I was appointed the director of Misk Art Institute in the first half of 2017. The story is becoming mythologised already – a trip to China with a reformer Prince, finding common ground in the shared acknowledgement that art had to have a place in a changing kingdom. But, as with all projects of such ambition, it had started long before this crystallising moment, with small catalysts, ideas that shifted and fused – conversations with peers, collaborators and the people who have, along the way, supported the notion of a place for art in Saudi.
The idea of patronage in Saudi must be traced to another place with equally fabled origins, Al-Miftaha Arts Village, where I first practiced art. The story is well known, with five sons of Asir part of the 9/11 attacks, Prince Khalid bin Faisal, the governor of the province, recognised that art was an essential balsam for this reeling community – both heeling and preventative. Miftaha means ‘opening’, and from that unlocking there is an early precedent for what many beyond the kingdom perceive as today’s major and extraordinary cultural revolution. Then, as now, patronage was opening a space (albeit, at that time, limited) where grassroots artistic energy met top down support to shape social change – it was not a space for either artists or patrons, the centre or the edge, but a new space created between, where the two met and something new happened.
The identity of a project like Misk Art Institute is built on interactions and conversations that were seeded within that long-percolating arts community – small yet vibrant, at the periphery but strident, under-supported and, accordingly, adaptable. As the conversations moved from the edge to the centre, it became clear if we were to retain this energy, we could not adopt models from elsewhere. Instead, the space must be framed by top down support, but filled with the energy of grassroots artistic thinking. We do not anticipate that this move will be without tension, but we believe, as in Al-Miftaha, that the space that opens can be occupied with something new – there’s something inherently experimental in the move.
The roots of my practice are the foundations upon which I engage and work with this new role. There is both continuity and change – my role as an artist has been focussed on documenting and examining the realities of Saudi Arabia, its position and narratives in a global context – faith, the environment, socio-economics and geopolitics. I am interested in collective memories, unofficial histories, the substance that makes Saudi what it is today. When Crown Prince Mohammed bin Salman bin Abdulaziz Al Saud, the patron who makes this new dreaming possible, invited me to envision Misk Art Institute, the greatest shift was not from artist to administrator, but from documenting what is and was to instigating what could be. Yet my subject matter is the same, I believe in channelling the profusion of pre-existing histories and artistic voices into this new space to see what emerges.

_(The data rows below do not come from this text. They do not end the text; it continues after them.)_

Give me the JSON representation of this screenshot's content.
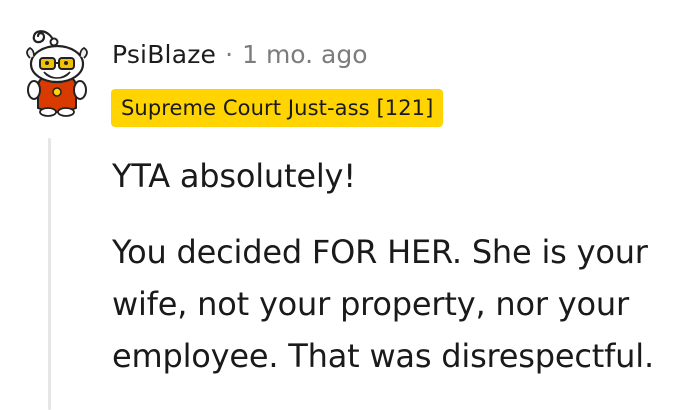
{
  "comment": {
    "author": "PsiBlaze",
    "separator": "·",
    "timestamp": "1 mo. ago",
    "flair": "Supreme Court Just-ass [121]",
    "paragraphs": [
      "YTA absolutely!",
      "You decided FOR HER. She is your wife, not your property, nor your employee. That was disrespectful."
    ]
  },
  "colors": {
    "flair_background": "#ffd400",
    "thread_line": "#e4e6e8",
    "muted_text": "#7c7c7c"
  },
  "icons": {
    "avatar": "snoo-avatar-with-glasses"
  }
}
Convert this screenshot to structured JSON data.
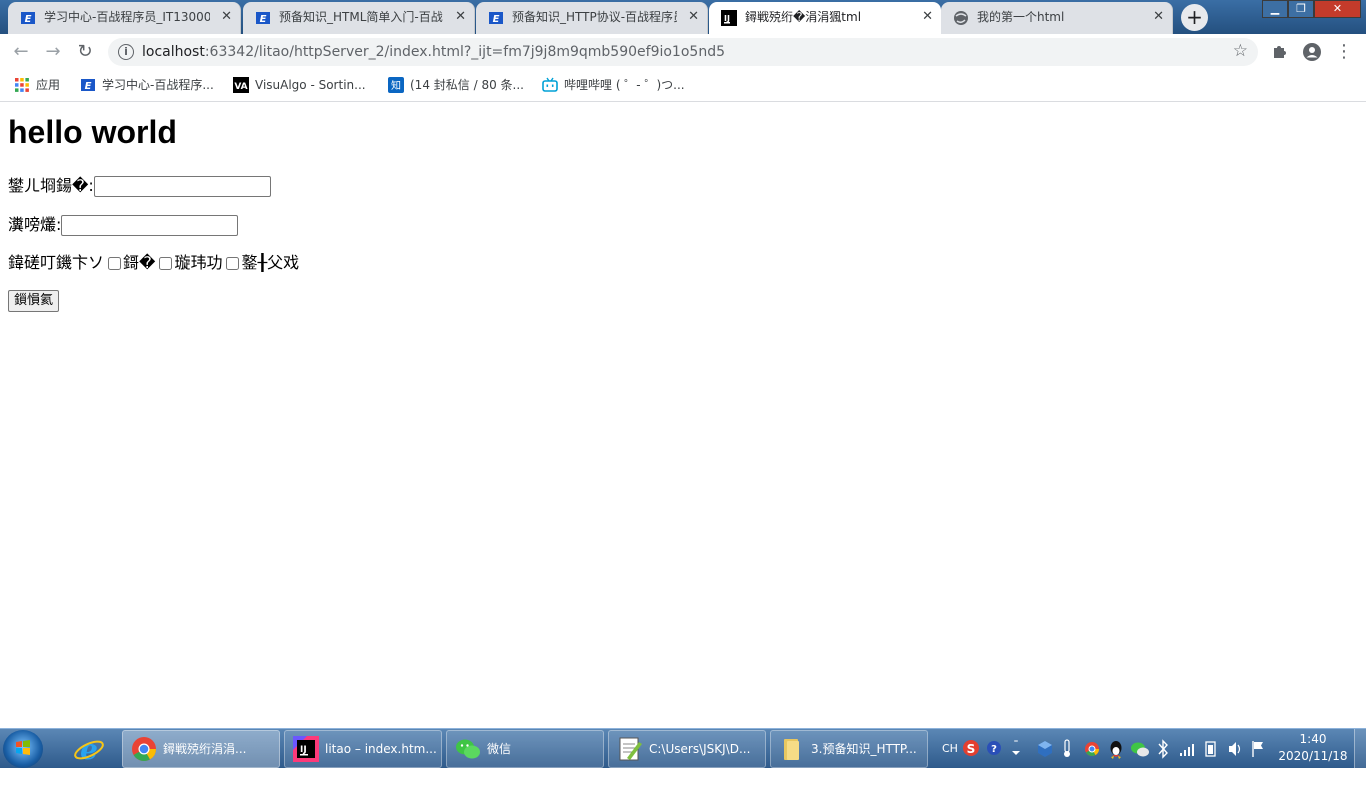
{
  "tabs": [
    {
      "title": "学习中心-百战程序员_IT13000",
      "icon": "baizhan-icon"
    },
    {
      "title": "预备知识_HTML简单入门-百战",
      "icon": "baizhan-icon"
    },
    {
      "title": "预备知识_HTTP协议-百战程序员",
      "icon": "baizhan-icon"
    },
    {
      "title": "鐞戦殑绗�涓涓猦tml",
      "icon": "intellij-icon"
    },
    {
      "title": "我的第一个html",
      "icon": "globe-icon"
    }
  ],
  "new_tab_label": "+",
  "address_bar": {
    "host": "localhost",
    "rest": ":63342/litao/httpServer_2/index.html?_ijt=fm7j9j8m9qmb590ef9io1o5nd5"
  },
  "bookmarks": [
    {
      "label": "应用",
      "icon": "apps-icon"
    },
    {
      "label": "学习中心-百战程序...",
      "icon": "baizhan-icon"
    },
    {
      "label": "VisuAlgo - Sortin...",
      "icon": "visualgo-icon"
    },
    {
      "label": "(14 封私信 / 80 条...",
      "icon": "zhihu-icon"
    },
    {
      "label": "哔哩哔哩 ( ゜- ゜)つ...",
      "icon": "bilibili-icon"
    }
  ],
  "page": {
    "heading": "hello world",
    "username_label": "鐢ㄦ埛鍚�:",
    "password_label": "瀵嗙爜:",
    "hobby_label": "鍏磋叮鐖卞ソ",
    "hobbies": [
      "鎶�",
      "璇玮功",
      "鐜╂父戏"
    ],
    "submit_label": "鎻愪氦"
  },
  "taskbar": {
    "items": [
      {
        "label": "鐞戦殑绗涓涓...",
        "icon": "chrome-icon"
      },
      {
        "label": "litao – index.htm...",
        "icon": "intellij-icon"
      },
      {
        "label": "微信",
        "icon": "wechat-icon"
      },
      {
        "label": "C:\\Users\\JSKJ\\D...",
        "icon": "notepadpp-icon"
      },
      {
        "label": "3.预备知识_HTTP...",
        "icon": "folder-icon"
      }
    ],
    "ime": "CH",
    "time": "1:40",
    "date": "2020/11/18"
  }
}
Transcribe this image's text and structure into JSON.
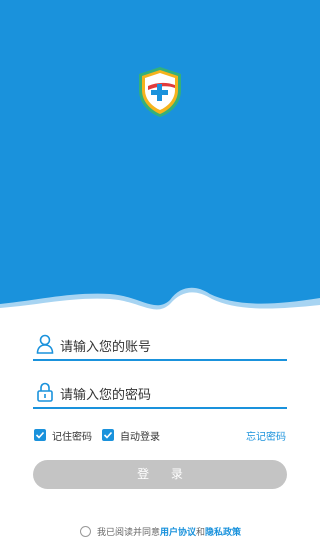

How to name this new space where top-down support meets grassroots artistic production, where the plans were not fixed but continually developing and shifting. Finding the right word is always a challenge when operating bilingually, when a few words might be all you have to engage new audiences, at home and abroad, each with loaded ideas of your country and your field. An institute can be academic, is conceived to further a niche, but where that might imply something fixed, could verge into the hierarchical, we are instead proposing a model that is diffuse and collaborative. In Arabic, our words have roots that imply constellations of meanings – we don’t often refer to them, or use words conscious of their resonances, but for a grassroots institute, it feels fitting that the obscure origins of ‘Mahad’ (Arabic for institute), can be traced to mean ‘a place of promise’. And so, we find in this space where patronage encounters artist-led, grassroots energy both of that word’s meanings – a place of potential and a place of commitment. Potential for social change and commitment to artist-led innovation.